Hallo hannes,
vorab die Punkte in deinem Text, die ich für problematisch halte.
Da ist der Titel mit seiner gegensätzlichen Aussage "stummes schreien", einerseits weckt er Interesse, anderseits ist er so offensichtlich dramatisierend, dass er "zu" gewollt wirkt.

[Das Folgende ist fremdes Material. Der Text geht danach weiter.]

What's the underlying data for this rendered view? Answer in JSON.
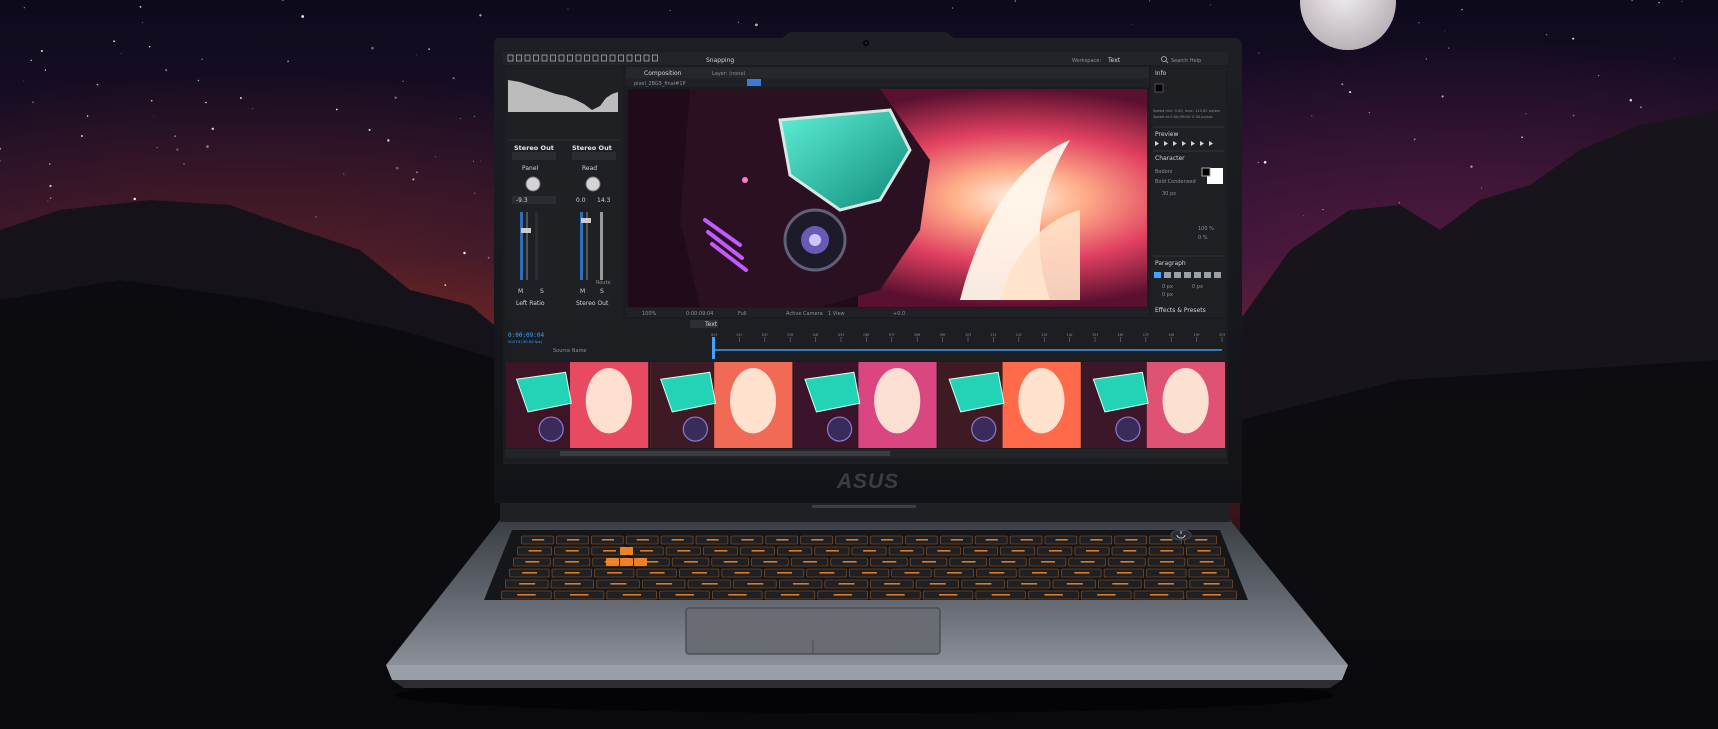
{
  "brand": {
    "logo_text": "ASUS"
  },
  "app": {
    "toolbar": {
      "snapping_label": "Snapping",
      "workspace_label": "Workspace:",
      "workspace_value": "Text",
      "search_label": "Search Help"
    },
    "composition": {
      "tab_label": "Composition",
      "layer_label": "Layer: (none)",
      "comp_name": "pixel_2BG5_final#1P",
      "zoom": "100%",
      "timecode_viewer": "0:00:09:04",
      "quality": "Full",
      "camera": "Active Camera",
      "view": "1 View",
      "offset": "+0.0"
    },
    "audio_mixer": {
      "left": {
        "title": "Stereo Out",
        "knob_label": "Panel",
        "value": "-9.3",
        "mute": "M",
        "solo": "S",
        "bottom_label": "Left Ratio"
      },
      "right": {
        "title": "Stereo Out",
        "knob_label": "Read",
        "value": "0.0",
        "secondary_value": "14.3",
        "mute": "M",
        "solo": "S",
        "extra": "Route",
        "bottom_label": "Stereo Out"
      }
    },
    "info_panel": {
      "title": "Info",
      "speed_line_1": "Speed min: 0.00, max: 115.62 px/sec",
      "speed_line_2": "Speed at 0:00:09:04: 0.00 px/sec"
    },
    "preview_panel": {
      "title": "Preview"
    },
    "character_panel": {
      "title": "Character",
      "font_family": "Bodoni",
      "font_style": "Bold Condensed",
      "size": "30 px",
      "tracking": "100 %",
      "scale": "0 %"
    },
    "paragraph_panel": {
      "title": "Paragraph",
      "indent_a": "0 px",
      "indent_b": "0 px",
      "indent_c": "0 px",
      "footer": "Effects & Presets"
    },
    "timeline": {
      "timecode": "0:00:09:04",
      "fps": "00274 (30.00 fps)",
      "comp_tab": "Text",
      "source_header": "Source Name",
      "ruler_ticks": [
        "00f",
        "01f",
        "02f",
        "03f",
        "04f",
        "05f",
        "06f",
        "07f",
        "08f",
        "09f",
        "10f",
        "11f",
        "12f",
        "13f",
        "14f",
        "15f",
        "16f",
        "17f",
        "18f",
        "19f",
        "20f"
      ]
    },
    "film_strip": {
      "frame_count": 5
    }
  },
  "colors": {
    "keyboard_backlight": "#ff8c2a",
    "ui_accent": "#3fa3ff",
    "neon_teal": "#22d3b5",
    "neon_purple": "#b44dff",
    "neon_pink": "#ff5a6e",
    "laptop_body": "#5c5f66"
  },
  "icons": [
    "webcam-icon",
    "power-button-icon",
    "play-icon",
    "selection-tool-icon",
    "search-icon",
    "asus-logo"
  ]
}
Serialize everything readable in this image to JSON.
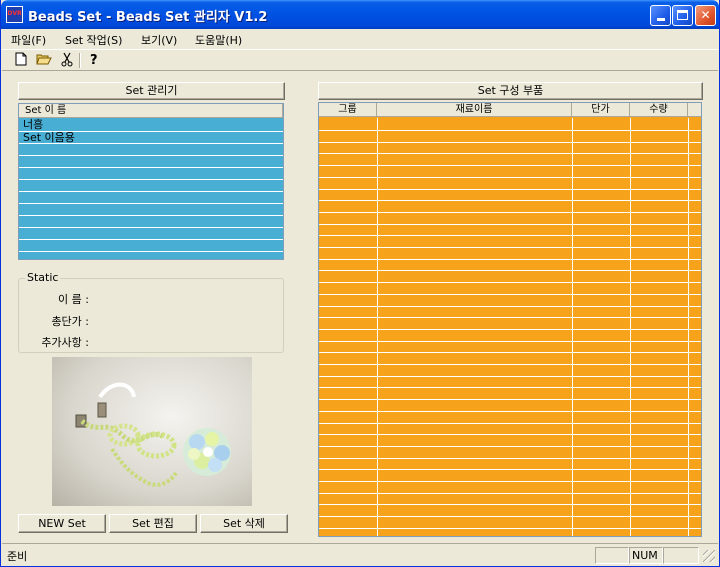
{
  "window": {
    "title": "Beads Set - Beads Set 관리자 V1.2",
    "icon_text": "DVR"
  },
  "menu": {
    "items": [
      "파일(F)",
      "Set 작업(S)",
      "보기(V)",
      "도움말(H)"
    ]
  },
  "toolbar": {
    "icons": [
      "new-file-icon",
      "open-folder-icon",
      "cut-icon",
      "help-icon"
    ]
  },
  "left_panel": {
    "manage_button": "Set 관리기",
    "list_header": "Set 이 름",
    "list_items": [
      "너흥",
      "Set 이음용"
    ],
    "list_color": "#49aed3",
    "groupbox_title": "Static",
    "fields": {
      "name_label": "이   름 :",
      "total_label": "총단가 :",
      "extra_label": "추가사항 :"
    },
    "buttons": {
      "new": "NEW Set",
      "edit": "Set 편집",
      "delete": "Set 삭제"
    }
  },
  "right_panel": {
    "parts_button": "Set 구성 부품",
    "columns": [
      "그룹",
      "재료이름",
      "단가",
      "수량"
    ],
    "grid_color": "#f7a21b"
  },
  "status": {
    "text": "준비",
    "num": "NUM"
  }
}
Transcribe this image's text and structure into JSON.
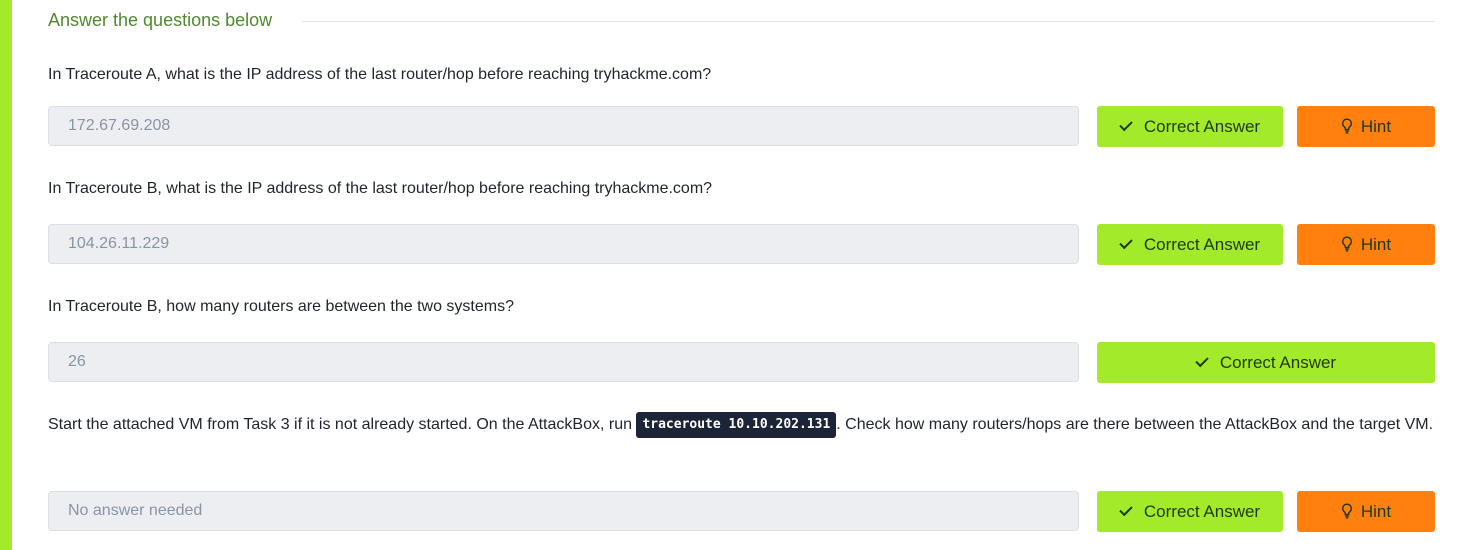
{
  "section": {
    "title": "Answer the questions below"
  },
  "questions": [
    {
      "text": "In Traceroute A, what is the IP address of the last router/hop before reaching tryhackme.com?",
      "answer": "172.67.69.208",
      "correct_label": "Correct Answer",
      "hint_label": "Hint"
    },
    {
      "text": "In Traceroute B, what is the IP address of the last router/hop before reaching tryhackme.com?",
      "answer": "104.26.11.229",
      "correct_label": "Correct Answer",
      "hint_label": "Hint"
    },
    {
      "text": "In Traceroute B, how many routers are between the two systems?",
      "answer": "26",
      "correct_label": "Correct Answer"
    },
    {
      "text_before": "Start the attached VM from Task 3 if it is not already started. On the AttackBox, run ",
      "code": "traceroute 10.10.202.131",
      "text_after": ". Check how many routers/hops are there between the AttackBox and the target VM.",
      "answer": "No answer needed",
      "correct_label": "Correct Answer",
      "hint_label": "Hint"
    }
  ],
  "colors": {
    "accent": "#a3ea2a",
    "hint": "#ff7f0f",
    "title": "#4f8a2e",
    "code_bg": "#1c2538"
  },
  "icons": {
    "correct": "check-icon",
    "hint": "lightbulb-icon"
  }
}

Wenn in einem Reimgedicht plötzlich "orte" oder die Aufforderung "wandre" auftauchen, ohne dass dafür ein erkennbarer Zusammenhang oder Bezug vorhanden ist, dann werde ich skeptisch und mich beschleicht der Verdacht eines möglichen Reimzwanges. Da ich aber kein Spezialist in diesen Dingen bin, wende ich mich lieber den Bildern zu, in denen ich einiges Deutungspotential vermute:
"und niemand hört ihr lautes klagen
wie sie sich selbst von rückwärts sagen"
Worte rückwärts (aufzu)sagen ist ein Gedächtnistrainingsspiel und wird gern als Wettstreit gespielt. Abgesehen davon, dass die Personifizierung der klagenden Worte etwas gewöhnungsbedürftig ist, wird die Verwirrung durch den seitenverkehrten Blick in den Spiegel noch weiter erhöht.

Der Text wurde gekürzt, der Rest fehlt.